Ziopharm Releases Investor Presentation Highlighting Execution of Strategy and Substantial Board Refreshment to Enhance Share...
November 20 2020 - 11:00AM
Ziopharm Oncology, Inc. (Nasdaq: ZIOP) (“Ziopharm” or the
“Company”), today announced that it has filed an investor
presentation with the U.S. Securities and Exchange Commission
detailing the Company’s track record of successful developments and
accomplishments within the oncology space as well as its commitment
to evolving its Board of Directors (the “Board”) to drive
shareholder value.
Highlights from the Ziopharm investor
presentation include:
- Ziopharm’s significant progress on
its strategy to develop and commercialize non-viral and
cytokine-driven cell and gene therapies to treat the millions of
people globally diagnosed with a solid tumor each year since its
separation from Precigen in 2018;
- Significant anticipated pipeline
development milestones expected to enhance shareholder value;
and
- The Board’s governance changes and
continued commitment to refreshing and enhancing its membership,
with more than half of the current directors being appointed to the
Board since June 2019, a process undertaken following shareholder
feedback.
Commenting on the investor presentation,
Laurence Cooper, M.D., Ph.D., Chief Executive Officer of Ziopharm,
stated, “Over the course of the past several weeks, we have
continued to address shareholder feedback with additional Board
changes in the appointment of Mary Thistle and resignation of Dr.

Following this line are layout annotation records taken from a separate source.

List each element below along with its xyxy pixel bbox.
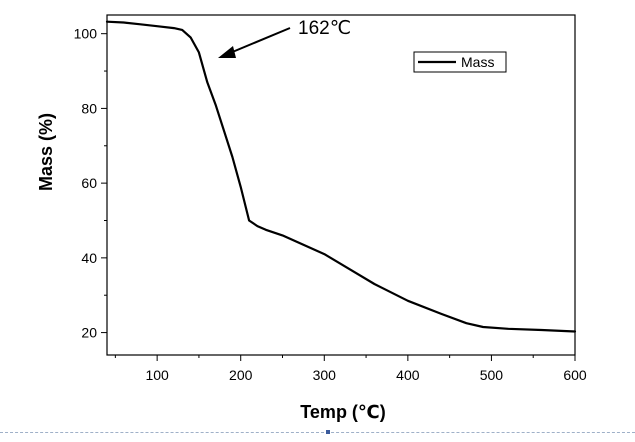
x-tick-label: 200 <box>229 367 253 383</box>
y-axis-ticks: 20 40 60 80 100 <box>74 26 107 341</box>
legend-box <box>413 51 507 73</box>
y-axis-label: Mass (%) <box>36 113 56 191</box>
annotation-arrow <box>229 27 291 54</box>
y-tick-label: 20 <box>81 325 97 341</box>
series-line-mass <box>105 20 577 333</box>
x-tick-label: 500 <box>480 367 504 383</box>
annotation-arrowhead <box>218 46 236 58</box>
plot-frame <box>106 14 576 356</box>
resize-handle[interactable] <box>326 430 330 434</box>
annotation-label: 162℃ <box>298 18 351 39</box>
legend: Mass <box>413 51 507 73</box>
x-axis-label: Temp (℃) <box>300 402 385 422</box>
x-axis-ticks: 100 200 300 400 500 600 <box>114 355 587 383</box>
x-tick-label: 100 <box>145 367 169 383</box>
legend-label: Mass <box>461 54 494 70</box>
x-tick-label: 600 <box>563 367 587 383</box>
y-tick-label: 60 <box>81 175 97 191</box>
y-tick-label: 80 <box>81 100 97 116</box>
y-tick-label: 40 <box>81 250 97 266</box>
window-bottom-divider <box>0 432 635 433</box>
annotation: 162℃ <box>218 18 351 58</box>
y-tick-label: 100 <box>74 26 98 42</box>
x-tick-label: 300 <box>313 367 337 383</box>
x-tick-label: 400 <box>396 367 420 383</box>
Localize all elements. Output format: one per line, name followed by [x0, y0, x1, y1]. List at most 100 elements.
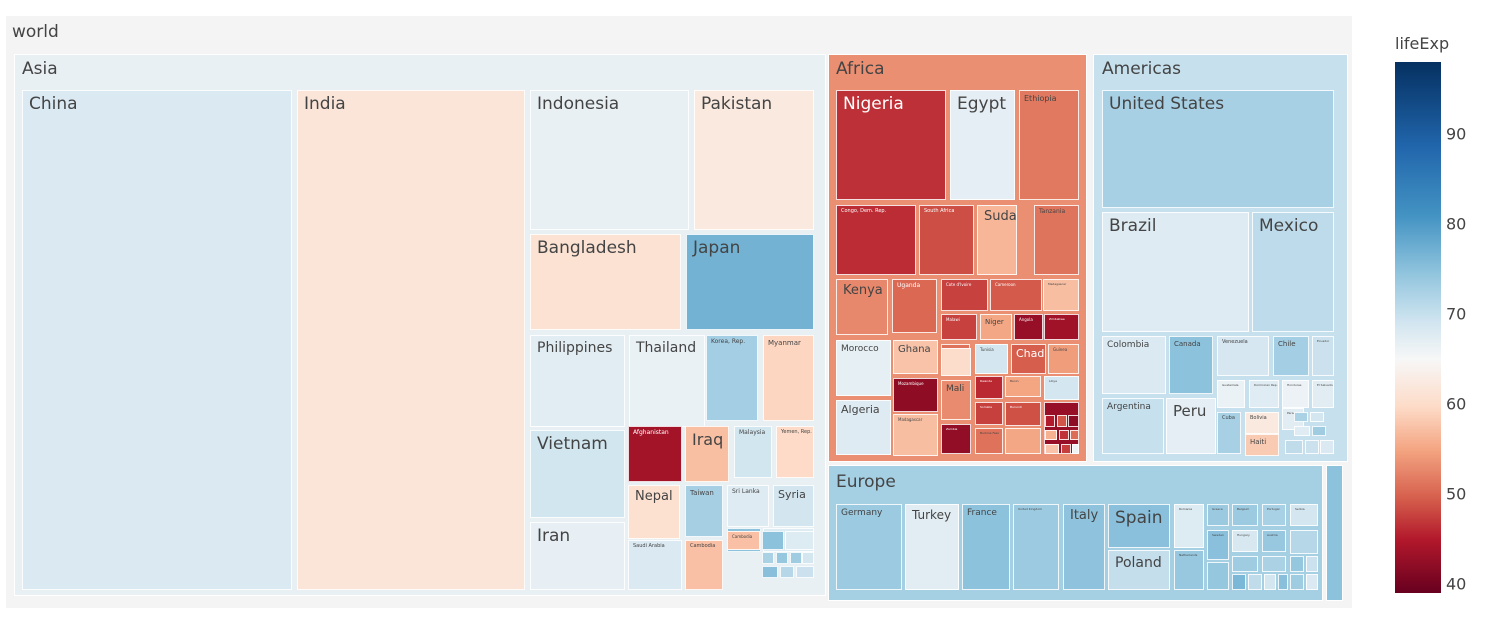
- treemap-tile-korea-rep-[interactable]: Korea, Rep.: [706, 335, 758, 421]
- treemap-tile-zambia[interactable]: Zambia: [941, 424, 971, 454]
- treemap-tile-tunisia[interactable]: Tunisia: [975, 344, 1008, 374]
- treemap-tile-turkey[interactable]: Turkey: [905, 504, 959, 590]
- treemap-tile-small[interactable]: [1294, 412, 1308, 422]
- treemap-tile-ecuador[interactable]: Ecuador: [1312, 336, 1334, 376]
- treemap-tile-small[interactable]: [1207, 562, 1229, 590]
- treemap-tile-nepal[interactable]: Nepal: [628, 485, 680, 539]
- treemap-tile-small[interactable]: [1072, 444, 1079, 454]
- treemap-tile-angola[interactable]: Angola: [1014, 314, 1043, 340]
- treemap-tile-small[interactable]: [1306, 556, 1318, 572]
- treemap-tile-tanzania[interactable]: Tanzania: [1034, 205, 1079, 275]
- treemap-tile-saudi-arabia[interactable]: Saudi Arabia: [628, 540, 682, 590]
- treemap-tile-small[interactable]: [1070, 430, 1079, 440]
- treemap-tile-united-states[interactable]: United States: [1102, 90, 1334, 208]
- treemap-tile-sri-lanka[interactable]: Sri Lanka: [727, 485, 769, 527]
- treemap-tile-small[interactable]: [1045, 444, 1059, 454]
- treemap-tile-portugal[interactable]: Portugal: [1262, 504, 1286, 526]
- treemap-tile-indonesia[interactable]: Indonesia: [530, 90, 689, 230]
- treemap-tile-yemen-rep-[interactable]: Yemen, Rep.: [776, 426, 814, 478]
- treemap-tile-hungary[interactable]: Hungary: [1232, 530, 1258, 552]
- treemap-tile-france[interactable]: France: [962, 504, 1010, 590]
- treemap-tile-mexico[interactable]: Mexico: [1252, 212, 1334, 332]
- treemap-tile-belgium[interactable]: Belgium: [1232, 504, 1258, 526]
- treemap-tile-burundi[interactable]: Burundi: [1005, 402, 1041, 426]
- treemap-tile-small[interactable]: [1232, 574, 1246, 590]
- treemap-tile-small[interactable]: [1068, 415, 1079, 427]
- continent-label-africa[interactable]: Africa: [836, 59, 885, 79]
- treemap-tile-madagascar[interactable]: Madagascar: [1043, 279, 1079, 311]
- treemap-tile-mozambique[interactable]: Mozambique: [893, 378, 938, 412]
- treemap-tile-rwanda[interactable]: Rwanda: [975, 376, 1003, 399]
- treemap-tile-afghanistan[interactable]: Afghanistan: [628, 426, 682, 482]
- treemap-tile-philippines[interactable]: Philippines: [530, 335, 625, 427]
- treemap-tile-malaysia[interactable]: Malaysia: [734, 426, 772, 478]
- treemap-tile-madagascar[interactable]: Madagascar: [893, 414, 938, 456]
- treemap-tile-small[interactable]: [1285, 440, 1303, 454]
- treemap-tile-ghana[interactable]: Ghana: [893, 340, 938, 374]
- treemap-tile-small[interactable]: [1232, 556, 1258, 572]
- treemap-tile-libya[interactable]: Libya: [1044, 376, 1079, 400]
- treemap-tile-small[interactable]: [1320, 440, 1334, 454]
- treemap-tile-thailand[interactable]: Thailand: [629, 335, 705, 427]
- treemap-tile-niger[interactable]: Niger: [980, 314, 1012, 340]
- treemap-tile-sweden[interactable]: Sweden: [1207, 530, 1229, 560]
- continent-label-asia[interactable]: Asia: [22, 59, 58, 79]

Scott Braunstein. We also reported key new executive hires and
strong third quarter results that demonstrate our continued
execution and clinical progress to advance our mission to treat
cancer patients with potentially transformational therapies. Our
recent investor presentation outlines these positive changes and
strategic initiatives as well as an array of other facts and
upcoming catalysts that we believe help advance our goal of
delivering long-term shareholder value.”
Industry analysts who closely follow Ziopharm
have noted this progress and outlook, illustrated by the below
selected commentary:
- “By unlocking the potential of its Sleeping Beauty technology,
the Company is poised to deliver a leap forward in the
personalization of cancer therapy.”1
- “ZIOP is a refreshed, and unencumbered oncology story, with two
exciting technology platforms.”2
- “We believe ZIOP is doing
everything it proactively can, to hit the ground running with the
TCR T trials, with two INDs …this opportunistic move will likely
yield long term benefits for the program.”3
Ziopharm recommends shareholders sign and return
the Company’s GREEN Consent Revocation Card. The
investor presentation and other important materials related to the
WaterMill consent solicitation can be found at
www.ZiopharmForward.com.
About Ziopharm Oncology,
Inc.Ziopharm is developing non-viral and cytokine-driven
cell and gene therapies that weaponize the body’s immune system to
treat the millions of people globally diagnosed with a solid tumor
each year. With its multiplatform approach, Ziopharm is at the
forefront of immuno-oncology with a goal to treat any type of solid
tumor. Ziopharm’s pipeline is built for commercially scalable, cost
effective T-cell receptor T-cell therapies based on its non-viral
Sleeping Beauty gene transfer platform, a precisely controlled
IL-12 gene therapy, and rapidly manufactured Sleeping
Beauty-enabled CD19-specific CAR-T program. The Company has
clinical and strategic partnerships with the National Cancer
Institute, The University of Texas MD Anderson Cancer Center and
others. For more information, please visit www.ziopharm.com.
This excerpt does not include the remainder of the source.